Question

What is the sum of all values of m that satisfy 2m (squared) -16m+8=0?

Answer 1

Steps:

So for this, we will be completing the square to solve for m. Firstly, subtract 8 on both sides:

$2m^2-16m=-8$

Next, divide both sides by 2:

$m^2-8m=-4$

Next, we want to make the left side of the equation a perfect square. To find the constant of this perfect square, divide the m coefficient by 2, then square the quotient.

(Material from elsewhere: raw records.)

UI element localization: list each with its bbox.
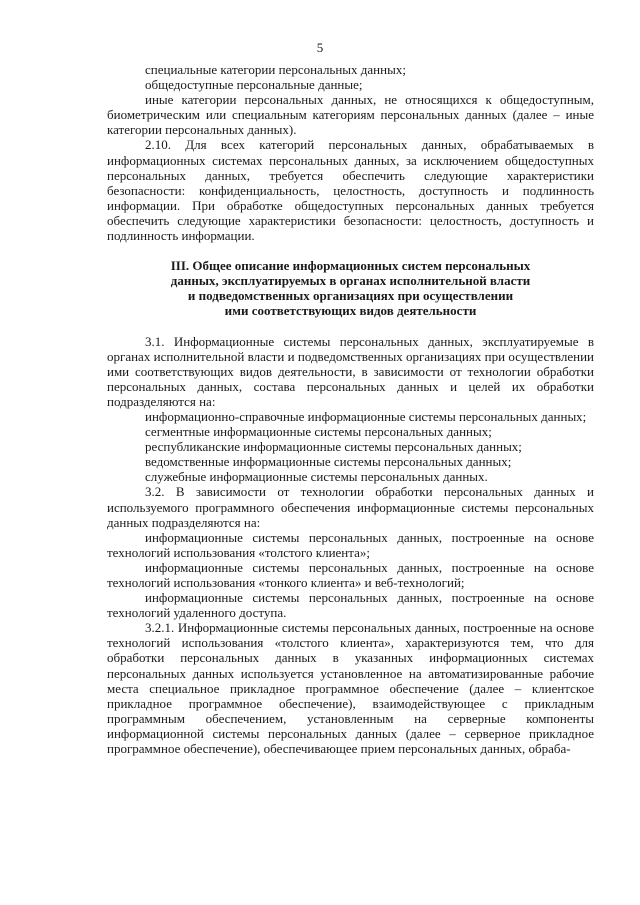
paragraph: 3.2. В зависимости от технологии обработки персональных данных и используемого программного обеспечения информационные системы персональных данных подразделяются на: bbox=[107, 484, 594, 530]
paragraph: республиканские информационные системы персональных данных; bbox=[145, 439, 522, 455]
section-heading-line: ими соответствующих видов деятельности bbox=[224, 303, 477, 319]
paragraph: информационные системы персональных данных, построенные на основе технологий удаленного доступа. bbox=[107, 590, 594, 621]
paragraph: 3.2.1. Информационные системы персональных данных, построенные на основе технологий использования «толстого клиента», характеризуются тем, что для обработки персональных данных в указанных информационных системах персональных данных используется установленное на автоматизированные рабочие места специальное прикладное программное обеспечение (далее – клиентское прикладное программное обеспечение), взаимодействующее с прикладным программным обеспечением, установленным на серверные компоненты информационной системы персональных данных (далее – серверное прикладное программное обеспечение), обеспечивающее прием персональных данных, обраба- bbox=[107, 620, 594, 757]
document-body bbox=[107, 62, 594, 756]
paragraph: информационные системы персональных данных, построенные на основе технологий использования «толстого клиента»; bbox=[107, 529, 594, 560]
paragraph: ведомственные информационные системы персональных данных; bbox=[145, 454, 512, 470]
section-heading bbox=[107, 258, 594, 318]
paragraph: служебные информационные системы персональных данных. bbox=[145, 469, 488, 485]
paragraph: 3.1. Информационные системы персональных данных, эксплуатируемые в органах исполнительной власти и подведомственных организациях при осуществлении ими соответствующих видов деятельности, в зависимости от технологии обработки персональных данных, состава персональных данных и целей их обработки подразделяются на: bbox=[107, 333, 594, 409]
paragraph: 2.10. Для всех категорий персональных данных, обрабатываемых в информационных системах персональных данных, за исключением общедоступных персональных данных, требуется обеспечить следующие характеристики безопасности: конфиденциальность, целостность, доступность и подлинность информации. При обработке общедоступных персональных данных требуется обеспечить следующие характеристики безопасности: целостность, доступность и подлинность информации. bbox=[107, 137, 594, 244]
paragraph: сегментные информационные системы персональных данных; bbox=[145, 424, 492, 440]
section-heading-line: и подведомственных организациях при осуществлении bbox=[187, 288, 514, 304]
paragraph: информационно-справочные информационные системы персональных данных; bbox=[145, 408, 587, 424]
paragraph: иные категории персональных данных, не относящихся к общедоступным, биометрическим или специальным категориям персональных данных (далее – иные категории персональных данных). bbox=[107, 92, 594, 138]
page-number: 5 bbox=[316, 40, 324, 55]
section-heading-line: III. Общее описание информационных систем персональных bbox=[170, 258, 531, 274]
section-heading-line: данных, эксплуатируемых в органах исполнительной власти bbox=[170, 273, 531, 289]
paragraph: общедоступные персональные данные; bbox=[145, 77, 363, 93]
paragraph: специальные категории персональных данных; bbox=[145, 62, 406, 77]
paragraph: информационные системы персональных данных, построенные на основе технологий использования «тонкого клиента» и веб-технологий; bbox=[107, 559, 594, 590]
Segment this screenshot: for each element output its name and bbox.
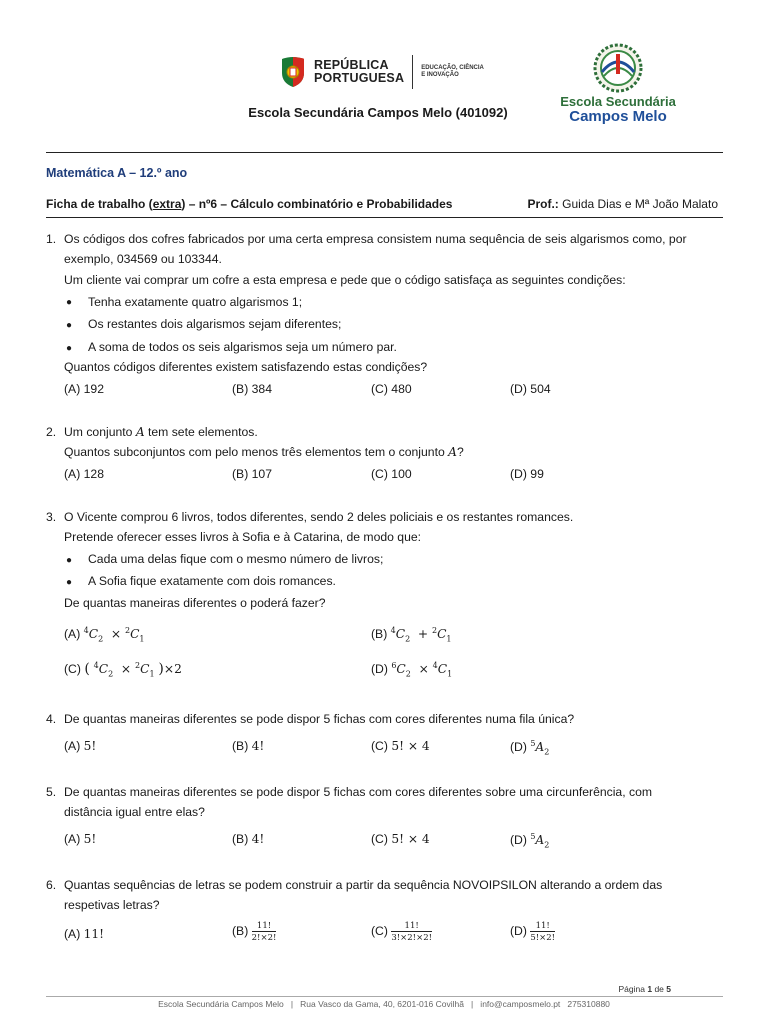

In this case:

-8 ÷ 2 = -4, (-4)² = 16

Add 16 to both sides of the equation:

$m^2-8m+16=12$

Next, factor the left side:

$(m-4)^2=12$

Next, square root both sides of the equation:

$m-4=\pm \sqrt{12}$

Next, add 4 to both sides of the equation:

$m=4\pm \sqrt{12}$

Now, while this is your answer, you can further simplify the radical using the product rule of radicals:

• Product rule of radicals: √ab = √a × √b

√12 = √4 × √3 = 2√3.

$m=4\pm 2\sqrt{3}$

Answer:

In exact form, your answer is $m=4\pm \sqrt{12}\ \textsf{OR}\ m=4\pm 2\sqrt{3}$

In approximate form, your answers are (rounded to the hundreths) $m=7.46, 0.54$